Now that the Christmas season is upon us, we begin asking ourselves what we think people ‘want’ for the holidays. More often than not, we think of what people ‘want’ rather than what people ‘need.’ Malls across America are full of people rushing and running around like maniacs trying to gather all the gifts they can for family and friends. People become immersed in this frantic environment and the idea of Christmas and giving takes on an entirely different meaning.
A gift is defined as something that we give willingly to someone without payment or expecting anything in return. However, somewhere along the way big spending corporations rearranged how we think of Christmas and turned it into, “what can we buy for others,” rather than “what can we give to others.” Because of this, we are spending more and more each year on the ‘want’ of the holidays rather than the ‘need.’
“Simplify the Holidays,” an e-booklet from the Center for a New American Dream (CNAD), reports that nine in 10 Americans believe holidays should be more about family and caring for others, not giving and receiving gifts, yet the average U.S. consumer plans to spend more this year — about $805 — on holiday shopping than last year.”
This quote comes from an article written on ways to be environmentally conscious over the holidays, while also raising an important point on how most Americans believe the holidays should be spent.
To further this point, Ikea Spain conducted a campaign titled, “The Other Letter.” They asked children ages four to nine to write a letter to the Three Kings (Spain’s version of Santa). Like most children, they asked the Three Kings for toys. After that, the children were asked to write their parents a letter asking them for something. If you’re ready to have your heart pulled, give the video a view. The children asked for their parents to spend more time with them. More meals together, time spent playing around the house, and one little girl asked to spend one entire day with her mother. I don’t have kids, but I think the question that relates to all of us is not what we can buy someone, but instead what we can give to others?
I asked myself that same question as I thought about what to get my family for Christmas. I knew they didn’t need much- if anything at all. Some of my neighbors felt the same way about their families. Because of this, we all decided to take the money we would have spent on family members who were well off and instead sponsored a family through HELP of Ojai. This family has five kids, and every single one of them wanted a jacket/sweatshirt for Christmas. I’m sure they wanted toys, being that they are all children, but more importantly they needed a jacket to keep warm, so that’s what they asked for. (However, we also bought them a football, a doll, and puzzle to make sure they didn’t just receive clothes. Probably not what they ‘needed,’ but hopefully it will bring some child-like joy to their Christmas morning.)
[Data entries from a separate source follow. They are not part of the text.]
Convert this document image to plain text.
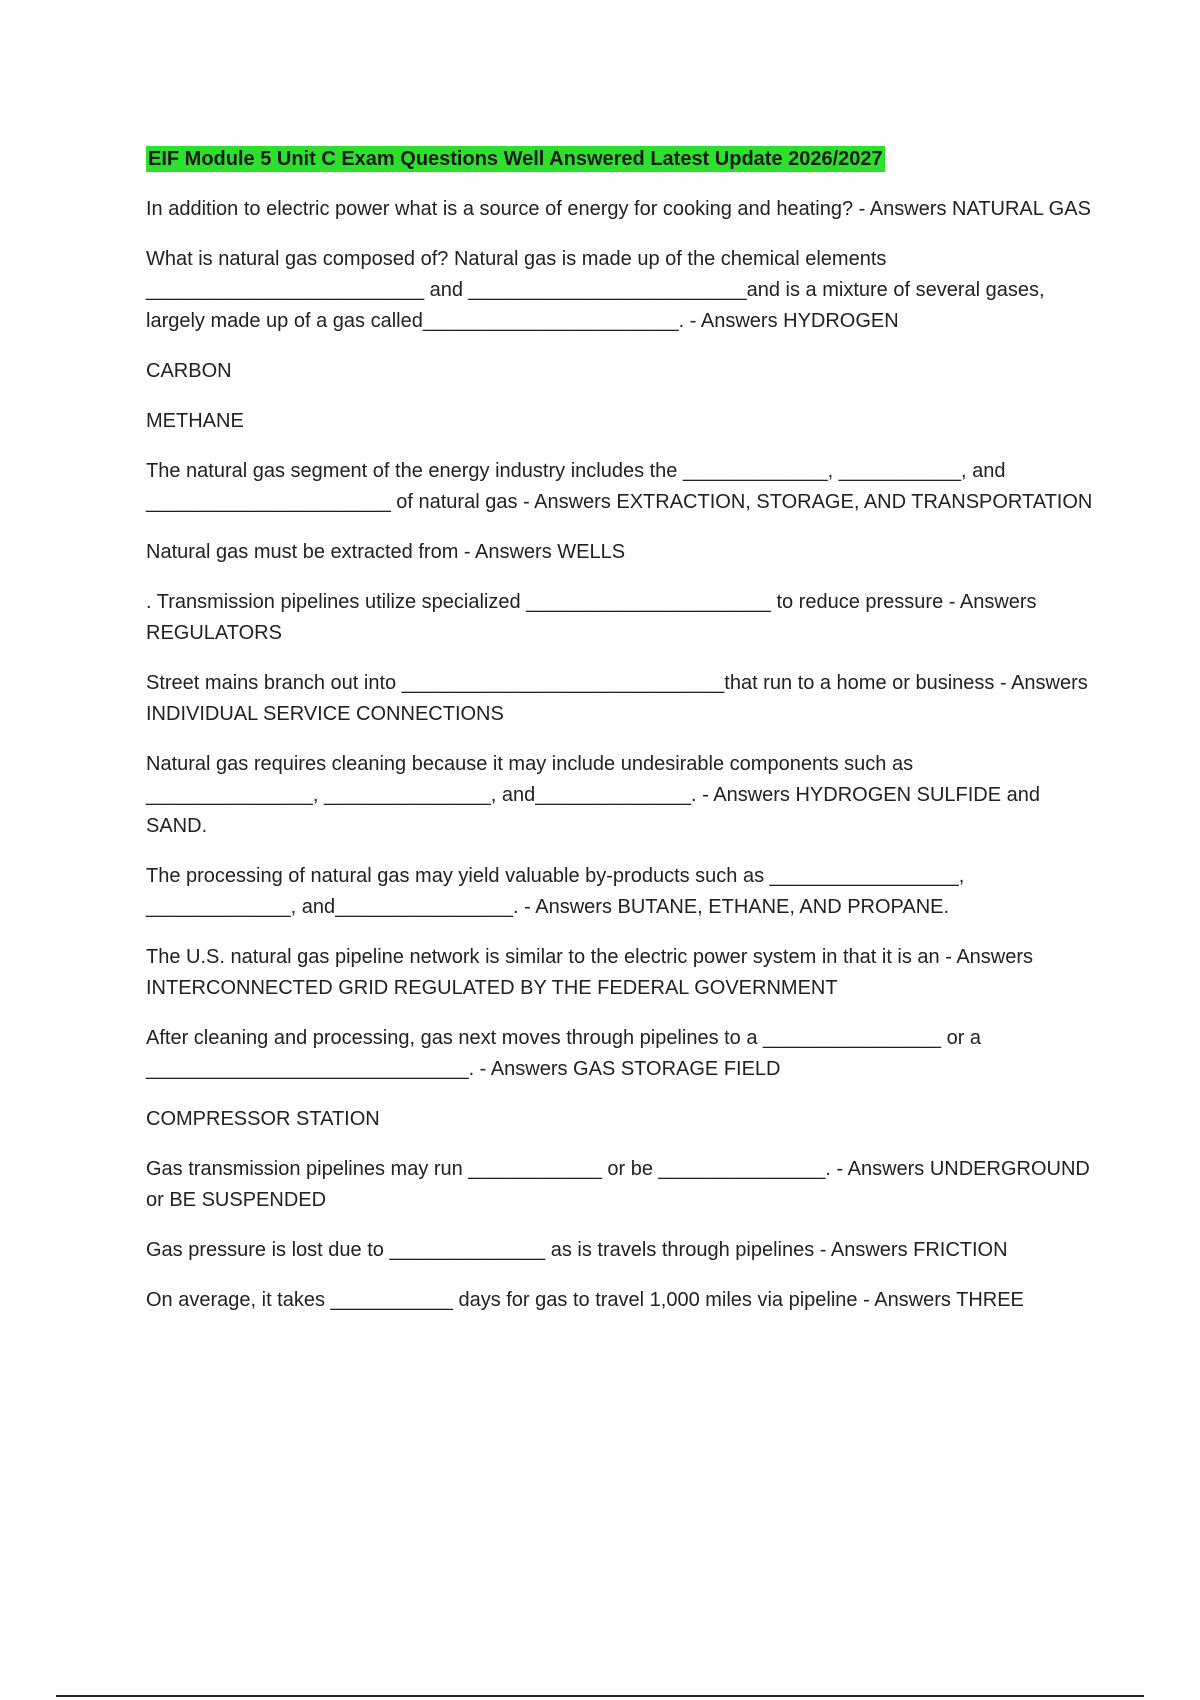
EIF Module 5 Unit C Exam Questions Well Answered Latest Update 2026/2027

In addition to electric power what is a source of energy for cooking and heating? - Answers NATURAL GAS

What is natural gas composed of? Natural gas is made up of the chemical elements
_________________________ and _________________________and is a mixture of several gases, largely made up of a gas called_______________________. - Answers HYDROGEN

CARBON

METHANE

The natural gas segment of the energy industry includes the _____________, ___________, and
______________________ of natural gas - Answers EXTRACTION, STORAGE, AND TRANSPORTATION

Natural gas must be extracted from - Answers WELLS

. Transmission pipelines utilize specialized ______________________ to reduce pressure - Answers REGULATORS

Street mains branch out into _____________________________that run to a home or business - Answers INDIVIDUAL SERVICE CONNECTIONS

Natural gas requires cleaning because it may include undesirable components such as
_______________, _______________, and______________. - Answers HYDROGEN SULFIDE and SAND.

The processing of natural gas may yield valuable by-products such as _________________,
_____________, and________________. - Answers BUTANE, ETHANE, AND PROPANE.

The U.S. natural gas pipeline network is similar to the electric power system in that it is an - Answers INTERCONNECTED GRID REGULATED BY THE FEDERAL GOVERNMENT

After cleaning and processing, gas next moves through pipelines to a ________________ or a
_____________________________. - Answers GAS STORAGE FIELD

COMPRESSOR STATION

Gas transmission pipelines may run ____________ or be _______________. - Answers UNDERGROUND or BE SUSPENDED

Gas pressure is lost due to ______________ as is travels through pipelines - Answers FRICTION

On average, it takes ___________ days for gas to travel 1,000 miles via pipeline - Answers THREE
Families all across the country will have no presents to give this holiday season. Through shoebox drives, food pantries, and adopting families, we are all making a difference for those families that need someone to give them a little joy this holiday season. As one YouTuber pointed out in the comment section of Ikea’s video: “Society has covered us with materialistic desires and we forget that the greatest gift is to know that there's someone out there that cares about you.”